LoMonaco made these comments as moderator of a webinar titled “Seniors Housing Success Stories — Companies that are Rising Above the Headwinds” held June 29. Panelists included Brenda Bacon of Brandywine Living, Stephanie Harris of Arrow Senior Living, Jason Punzel of Senior Living Investment Brokerage and Grant Blosser of VIUM Capital.

Turning to the operators first, both Harris and Bacon reported good news: Leasing has been extremely strong for new communities.

“Every building we opened from late 2021 through 2022 showed our fastest lease-up ever, even better than pre-pandemic, which is pretty exciting,” said Harris.

She was quick to add, though, that starting new developments now is extremely difficult due to heightened interest rates.

“We were really fortunate to get those projects done ahead of the rising costs of construction. We’re now at a third of our usual development volume, and many others are ‘pencils down.’”

Bacon noted that the two buildings Brandywine opened during the pandemic also leased up very quickly. Her takeaway, though, is that the industry as a whole needs to stop looking back at pre-pandemic norms and instead push forward into something better.

“Look at the signals we’re seeing now as we go forward, at what people’s choices are. There’s certainly some indication that people waited out the pandemic at home and are coming in a bit more compromised. But we’re also seeing a lot of couples come in, where before one might have taken care of the other. We’re seeing a lot of people making conscious choices to move. 

“There are a lot of positive signals out there. If we could move forward on those we’d make more progress than thinking everything will return to pre-pandemic.”

Harris added that in addition to more couples, Arrow is seeing a higher percentage of male residents.

Financing complicates matters

LoMonaco later changed the topic to the finance end of seniors housing and turned to the panelists who specialize in that field.

Punzel reported that premier, stabilized properties have seen only a modest price dip of 5 to 10 percent due to high interest rates and low occupancy. However, that type of property now only makes up about 15 percent of SLIB’s deal volume.
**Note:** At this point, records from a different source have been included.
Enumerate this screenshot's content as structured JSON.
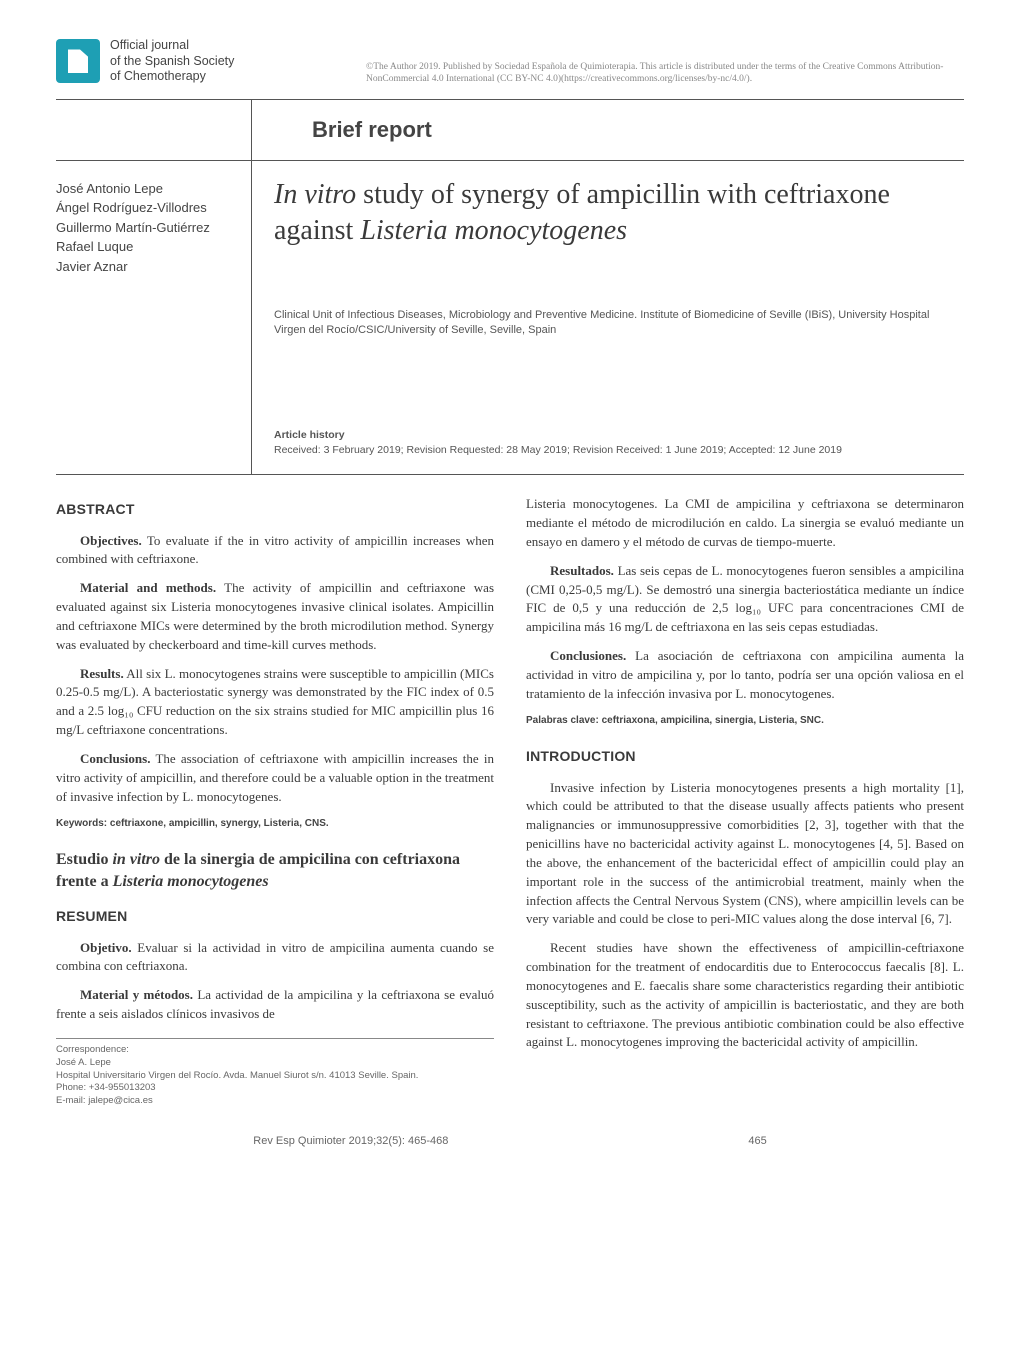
{
  "copyright": "©The Author 2019. Published by Sociedad Española de Quimioterapia. This article is distributed under the terms of the Creative Commons Attribution-NonCommercial 4.0 International (CC BY-NC 4.0)(https://creativecommons.org/licenses/by-nc/4.0/).",
  "logo": {
    "line1": "Official journal",
    "line2": "of the Spanish Society",
    "line3": "of Chemotherapy"
  },
  "brief_report": "Brief report",
  "authors": [
    "José Antonio Lepe",
    "Ángel Rodríguez-Villodres",
    "Guillermo Martín-Gutiérrez",
    "Rafael Luque",
    "Javier Aznar"
  ],
  "title_pre_italic": "In vitro",
  "title_mid": " study of synergy of ampicillin with ceftriaxone against ",
  "title_post_italic": "Listeria monocytogenes",
  "affiliation": "Clinical Unit of Infectious Diseases, Microbiology and Preventive Medicine. Institute of Biomedicine of Seville (IBiS), University Hospital Virgen del Rocío/CSIC/University of Seville, Seville, Spain",
  "history_label": "Article history",
  "history_text": "Received: 3 February 2019; Revision Requested: 28 May 2019; Revision Received: 1 June 2019; Accepted: 12 June 2019",
  "left": {
    "abstract_heading": "ABSTRACT",
    "p1_lead": "Objectives.",
    "p1": " To evaluate if the in vitro activity of ampicillin increases when combined with ceftriaxone.",
    "p2_lead": "Material and methods.",
    "p2": " The activity of ampicillin and ceftriaxone was evaluated against six Listeria monocytogenes invasive clinical isolates. Ampicillin and ceftriaxone MICs were determined by the broth microdilution method. Synergy was evaluated by checkerboard and time-kill curves methods.",
    "p3_lead": "Results.",
    "p3": " All six L. monocytogenes strains were susceptible to ampicillin (MICs 0.25-0.5 mg/L). A bacteriostatic synergy was demonstrated by the FIC index of 0.5 and a 2.5 log₁₀ CFU reduction on the six strains studied for MIC ampicillin plus 16 mg/L ceftriaxone concentrations.",
    "p4_lead": "Conclusions.",
    "p4": " The association of ceftriaxone with ampicillin increases the in vitro activity of ampicillin, and therefore could be a valuable option in the treatment of invasive infection by L. monocytogenes.",
    "keywords": "Keywords: ceftriaxone, ampicillin, synergy, Listeria, CNS.",
    "es_title_pre": "Estudio ",
    "es_title_it1": "in vitro",
    "es_title_mid": " de la sinergia de ampicilina con ceftriaxona frente a ",
    "es_title_it2": "Listeria monocytogenes",
    "resumen_heading": "RESUMEN",
    "es_p1_lead": "Objetivo.",
    "es_p1": " Evaluar si la actividad in vitro de ampicilina aumenta cuando se combina con ceftriaxona.",
    "es_p2_lead": "Material y métodos.",
    "es_p2": " La actividad de la ampicilina y la ceftriaxona se evaluó frente a seis aislados clínicos invasivos de",
    "corr_l1": "Correspondence:",
    "corr_l2": "José A. Lepe",
    "corr_l3": "Hospital Universitario Virgen del Rocío. Avda. Manuel Siurot s/n. 41013 Seville. Spain.",
    "corr_l4": "Phone: +34-955013203",
    "corr_l5": "E-mail: jalepe@cica.es"
  },
  "right": {
    "p0": "Listeria monocytogenes. La CMI de ampicilina y ceftriaxona se determinaron mediante el método de microdilución en caldo. La sinergia se evaluó mediante un ensayo en damero y el método de curvas de tiempo-muerte.",
    "p1_lead": "Resultados.",
    "p1": " Las seis cepas de L. monocytogenes fueron sensibles a ampicilina (CMI 0,25-0,5 mg/L). Se demostró una sinergia bacteriostática mediante un índice FIC de 0,5 y una reducción de 2,5 log₁₀ UFC para concentraciones CMI de ampicilina más 16 mg/L de ceftriaxona en las seis cepas estudiadas.",
    "p2_lead": "Conclusiones.",
    "p2": " La asociación de ceftriaxona con ampicilina aumenta la actividad in vitro de ampicilina y, por lo tanto, podría ser una opción valiosa en el tratamiento de la infección invasiva por L. monocytogenes.",
    "keywords": "Palabras clave: ceftriaxona, ampicilina, sinergia, Listeria, SNC.",
    "intro_heading": "INTRODUCTION",
    "intro_p1": "Invasive infection by Listeria monocytogenes presents a high mortality [1], which could be attributed to that the disease usually affects patients who present malignancies or immunosuppressive comorbidities [2, 3], together with that the penicillins have no bactericidal activity against L. monocytogenes [4, 5]. Based on the above, the enhancement of the bactericidal effect of ampicillin could play an important role in the success of the antimicrobial treatment, mainly when the infection affects the Central Nervous System (CNS), where ampicillin levels can be very variable and could be close to peri-MIC values along the dose interval [6, 7].",
    "intro_p2": "Recent studies have shown the effectiveness of ampicillin-ceftriaxone combination for the treatment of endocarditis due to Enterococcus faecalis [8]. L. monocytogenes and E. faecalis share some characteristics regarding their antibiotic susceptibility, such as the activity of ampicillin is bacteriostatic, and they are both resistant to ceftriaxone. The previous antibiotic combination could be also effective against L. monocytogenes improving the bactericidal activity of ampicillin."
  },
  "footer": {
    "citation": "Rev Esp Quimioter 2019;32(5): 465-468",
    "page": "465"
  }
}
“The other 85 percent are properties that are not stabilized in some capacity. Those prices have dropped at least 15 to 20 percent compared to where they were 18 months ago.” 

Punzel noted that buyer demand is there for value-add properties — but the financing isn’t.

“Unfortunately, the amount of nonrecourse debt available for non-stabilized properties is almost non-existent today. There’s only two ways to finance it today: With a regional, local bank with a good relationship, with some type of recourse on that debt.”

“The bid-ask spread has come in quite a bit,” adds Punzel. “Sellers are realizing the prices aren’t what they were 18 months ago.”

Both Punzel and Blosser said that deals are still getting done, but that they require more creativity. Punzel said there are a lot more debt assumptions by the buyer as part of a sale, as well as seller financing — where the previous owner provides the acquisition loan to the buyer.

Blosser said he recently saw one property sell using 100 percent seller financing, calling it an “operate to own” sale.

“The seller said, ‘You take the keys, you start operating it, you own it.’ But the buyer basically has an IOU to the seller to pay them full purchase price within three years. It’s a 6 percent fixed interest rate. In this environment, that’s fantastic.”

“The underlying theme for not stabilized facilities is creativity,” concluded Blosser.